Three types of granite are found on Ailsa Craig (from left): common green, red hone and blue hone.
Piles of granite from the cliffs at Ailsa Craig.

Three types of granite are found on Ailsa Craig: common green, blue hone and red hone. Gooday explained that red hone is blue hone that has been stained by iron materials. Common green and blue hone are used to make curling stones, and geochemically, the two types of granite are the same.

The body of the curling stone is made with common green. This includes the “striking band,” where stones collide. Common green granite contains black spots where rare minerals clump together, which gives the stone its “springy nature. These rocks sort of bounce off each other when they hit,” Gooday explained.

Blue hone is used to create the concave bottom of the curling stone, which forms a narrow “running band” that allows the stone to glide. This type of granite has low porosity and permeability, meaning that water does not penetrate the stone as easily, keeping it durable and consistent over time, explained Dr. Derek Leung, an assistant professor of mineralogy at the University of Regina in Saskatchewan and a curler at the Caledonian Curling Club.
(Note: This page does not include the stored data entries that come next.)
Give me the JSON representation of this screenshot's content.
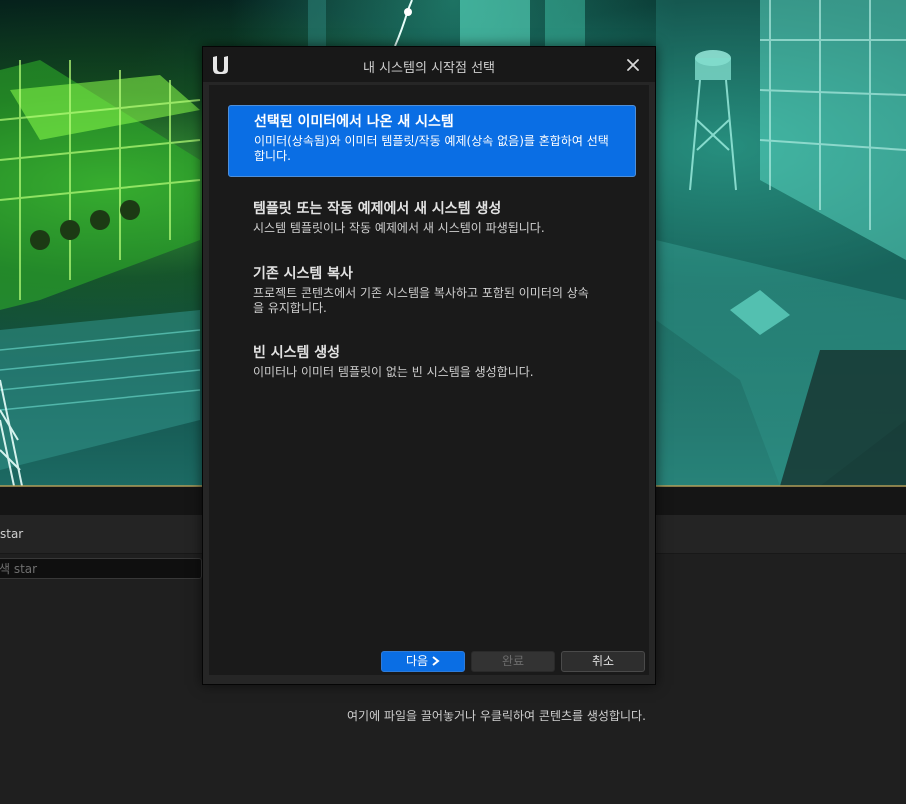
{
  "dialog": {
    "title": "내 시스템의 시작점 선택",
    "options": [
      {
        "title": "선택된 이미터에서 나온 새 시스템",
        "description": "이미터(상속됨)와 이미터 템플릿/작동 예제(상속 없음)를 혼합하여 선택합니다.",
        "selected": true
      },
      {
        "title": "템플릿 또는 작동 예제에서 새 시스템 생성",
        "description": "시스템 템플릿이나 작동 예제에서 새 시스템이 파생됩니다.",
        "selected": false
      },
      {
        "title": "기존 시스템 복사",
        "description": "프로젝트 콘텐츠에서 기존 시스템을 복사하고 포함된 이미터의 상속을 유지합니다.",
        "selected": false
      },
      {
        "title": "빈 시스템 생성",
        "description": "이미터나 이미터 템플릿이 없는 빈 시스템을 생성합니다.",
        "selected": false
      }
    ],
    "buttons": {
      "next": "다음",
      "finish": "완료",
      "cancel": "취소"
    },
    "icons": {
      "logo": "unreal-logo-icon",
      "close": "close-icon",
      "next_arrow": "chevron-right-icon"
    }
  },
  "background": {
    "panel_title": "star",
    "search_placeholder": "색 star",
    "drop_hint": "여기에 파일을 끌어놓거나 우클릭하여 콘텐츠를 생성합니다."
  },
  "colors": {
    "accent": "#0a6ee4",
    "dialog_bg": "#1a1a1a",
    "titlebar_bg": "#181818",
    "window_bg": "#1f1f1f"
  }
}
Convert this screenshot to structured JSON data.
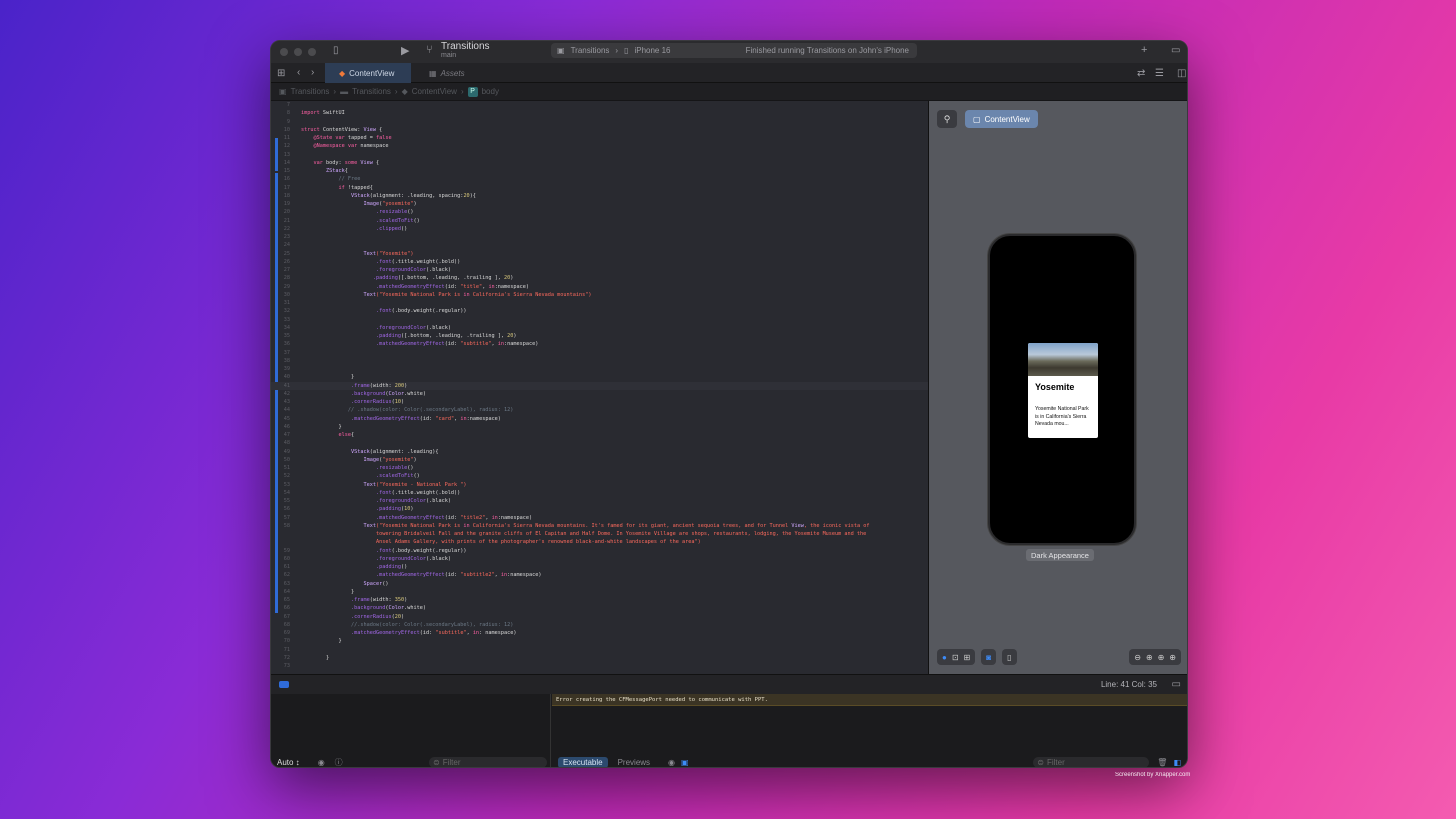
{
  "titlebar": {
    "project_name": "Transitions",
    "branch": "main",
    "scheme_target": "Transitions",
    "device": "iPhone 16",
    "status": "Finished running Transitions on John's iPhone",
    "icons": [
      "sidebar-icon",
      "play-icon",
      "branch-icon",
      "plus-icon",
      "inspector-icon"
    ]
  },
  "tabs": [
    {
      "label": "ContentView"
    },
    {
      "label": "Assets"
    }
  ],
  "breadcrumb": [
    "Transitions",
    "Transitions",
    "ContentView",
    "P",
    "body"
  ],
  "code_lines": [
    {
      "n": "7",
      "t": ""
    },
    {
      "n": "8",
      "t": "import SwiftUI"
    },
    {
      "n": "9",
      "t": ""
    },
    {
      "n": "10",
      "t": "struct ContentView: View {"
    },
    {
      "n": "11",
      "t": "    @State var tapped = false"
    },
    {
      "n": "12",
      "t": "    @Namespace var namespace"
    },
    {
      "n": "13",
      "t": ""
    },
    {
      "n": "14",
      "t": "    var body: some View {"
    },
    {
      "n": "15",
      "t": "        ZStack{"
    },
    {
      "n": "16",
      "t": "            // Free"
    },
    {
      "n": "17",
      "t": "            if !tapped{"
    },
    {
      "n": "18",
      "t": "                VStack(alignment: .leading, spacing:20){"
    },
    {
      "n": "19",
      "t": "                    Image(\"yosemite\")"
    },
    {
      "n": "20",
      "t": "                        .resizable()"
    },
    {
      "n": "21",
      "t": "                        .scaledToFit()"
    },
    {
      "n": "22",
      "t": "                        .clipped()"
    },
    {
      "n": "23",
      "t": ""
    },
    {
      "n": "24",
      "t": ""
    },
    {
      "n": "25",
      "t": "                    Text(\"Yosemite\")"
    },
    {
      "n": "26",
      "t": "                        .font(.title.weight(.bold))"
    },
    {
      "n": "27",
      "t": "                        .foregroundColor(.black)"
    },
    {
      "n": "28",
      "t": "                       .padding([.bottom, .leading, .trailing ], 20)"
    },
    {
      "n": "29",
      "t": "                        .matchedGeometryEffect(id: \"title\", in:namespace)"
    },
    {
      "n": "30",
      "t": "                    Text(\"Yosemite National Park is in California's Sierra Nevada mountains\")"
    },
    {
      "n": "31",
      "t": ""
    },
    {
      "n": "32",
      "t": "                        .font(.body.weight(.regular))"
    },
    {
      "n": "33",
      "t": ""
    },
    {
      "n": "34",
      "t": "                        .foregroundColor(.black)"
    },
    {
      "n": "35",
      "t": "                        .padding([.bottom, .leading, .trailing ], 20)"
    },
    {
      "n": "36",
      "t": "                        .matchedGeometryEffect(id: \"subtitle\", in:namespace)"
    },
    {
      "n": "37",
      "t": ""
    },
    {
      "n": "38",
      "t": ""
    },
    {
      "n": "39",
      "t": ""
    },
    {
      "n": "40",
      "t": "                }"
    },
    {
      "n": "41",
      "t": "                .frame(width: 200)"
    },
    {
      "n": "42",
      "t": "                .background(Color.white)"
    },
    {
      "n": "43",
      "t": "                .cornerRadius(10)"
    },
    {
      "n": "44",
      "t": "               // .shadow(color: Color(.secondaryLabel), radius: 12)"
    },
    {
      "n": "45",
      "t": "                .matchedGeometryEffect(id: \"card\", in:namespace)"
    },
    {
      "n": "46",
      "t": "            }"
    },
    {
      "n": "47",
      "t": "            else{"
    },
    {
      "n": "48",
      "t": ""
    },
    {
      "n": "49",
      "t": "                VStack(alignment: .leading){"
    },
    {
      "n": "50",
      "t": "                    Image(\"yosemite\")"
    },
    {
      "n": "51",
      "t": "                        .resizable()"
    },
    {
      "n": "52",
      "t": "                        .scaledToFit()"
    },
    {
      "n": "53",
      "t": "                    Text(\"Yosemite - National Park \")"
    },
    {
      "n": "54",
      "t": "                        .font(.title.weight(.bold))"
    },
    {
      "n": "55",
      "t": "                        .foregroundColor(.black)"
    },
    {
      "n": "56",
      "t": "                        .padding(10)"
    },
    {
      "n": "57",
      "t": "                        .matchedGeometryEffect(id: \"title2\", in:namespace)"
    },
    {
      "n": "58",
      "t": "                    Text(\"Yosemite National Park is in California's Sierra Nevada mountains. It's famed for its giant, ancient sequoia trees, and for Tunnel View, the iconic vista of"
    },
    {
      "n": "",
      "t": "                        towering Bridalveil Fall and the granite cliffs of El Capitan and Half Dome. In Yosemite Village are shops, restaurants, lodging, the Yosemite Museum and the"
    },
    {
      "n": "",
      "t": "                        Ansel Adams Gallery, with prints of the photographer's renowned black-and-white landscapes of the area\")"
    },
    {
      "n": "59",
      "t": "                        .font(.body.weight(.regular))"
    },
    {
      "n": "60",
      "t": "                        .foregroundColor(.black)"
    },
    {
      "n": "61",
      "t": "                        .padding()"
    },
    {
      "n": "62",
      "t": "                        .matchedGeometryEffect(id: \"subtitle2\", in:namespace)"
    },
    {
      "n": "63",
      "t": "                    Spacer()"
    },
    {
      "n": "64",
      "t": "                }"
    },
    {
      "n": "65",
      "t": "                .frame(width: 350)"
    },
    {
      "n": "66",
      "t": "                .background(Color.white)"
    },
    {
      "n": "67",
      "t": "                .cornerRadius(20)"
    },
    {
      "n": "68",
      "t": "                //.shadow(color: Color(.secondaryLabel), radius: 12)"
    },
    {
      "n": "69",
      "t": "                .matchedGeometryEffect(id: \"subtitle\", in: namespace)"
    },
    {
      "n": "70",
      "t": "            }"
    },
    {
      "n": "71",
      "t": ""
    },
    {
      "n": "72",
      "t": "        }"
    },
    {
      "n": "73",
      "t": ""
    }
  ],
  "current_line": "41",
  "preview": {
    "view_chip": "ContentView",
    "card_title": "Yosemite",
    "card_text": "Yosemite National Park is in California's Sierra Nevada mou...",
    "appearance": "Dark Appearance"
  },
  "status": {
    "line_col": "Line: 41  Col: 35"
  },
  "debug": {
    "error_message": "Error creating the CFMessagePort needed to communicate with PPT.",
    "auto_label": "Auto ↕",
    "filter_placeholder": "Filter",
    "tab_executable": "Executable",
    "tab_previews": "Previews"
  },
  "credit": "Screenshot by Xnapper.com",
  "colors": {
    "accent": "#2f6bd8",
    "editor_bg": "#292a30",
    "preview_bg": "#56585e"
  }
}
This quality of blue hone is one reason why alternatives to Ailsa Craig granite do not compare. “We’ve tried to use other materials for the running surface,” Leung said. “One idea is that rocks are natural. They’re imperfect. So, what if we use something synthetic?” He added that members of the curling community tried using ceramics to build the running band.

However, Leung explained that ceramics cannot retain their texture over time. The roughness of a curling stone is what allows the rocks to curl. As a ceramic stone loses its texture over the course of a game, it becomes inconsistent and unable to curl.

The curling mechanism of a stone comes from the intrinsic characteristic of the granite, “the mineral grains of a certain size that are grown within rock,” according to Leung.

Kays of Scotland have the exclusive rights to harvest blue hone microgranite from Ailsa Craig and produces 2,000 to 2,500 stones per year for 77 countries.

Ailsa Craig granite is so well-suited for curling that the Olympics have never used any other kind of granite in formal competition. “There is consensus that Ailsa Craig stones are the best,” said Dr. Matthew McDowell, a lecturer in sports policy, management and international development at Scotland’s University of Edinburgh.

The Grand Caledonian Curling Club, later renamed the Royal Caledonian Curling Club, has required the island’s granite for curling stones since its founding in 1838, he explained. The club serves as the sport’s governing body in Scotland and standardized the rules of play.

“Thus, when the Winter Olympics first took place in 1924 in Chamonix, France, the RCCC made the rules for the competition — and that included using Ailsa Craig granite for the stones,” he added.

McDowell said that, historically, there has never been a push to seek alternatives to Ailsa Craig granite.

“We know they’ve worked since the 1800s, so why change that?” Leung added.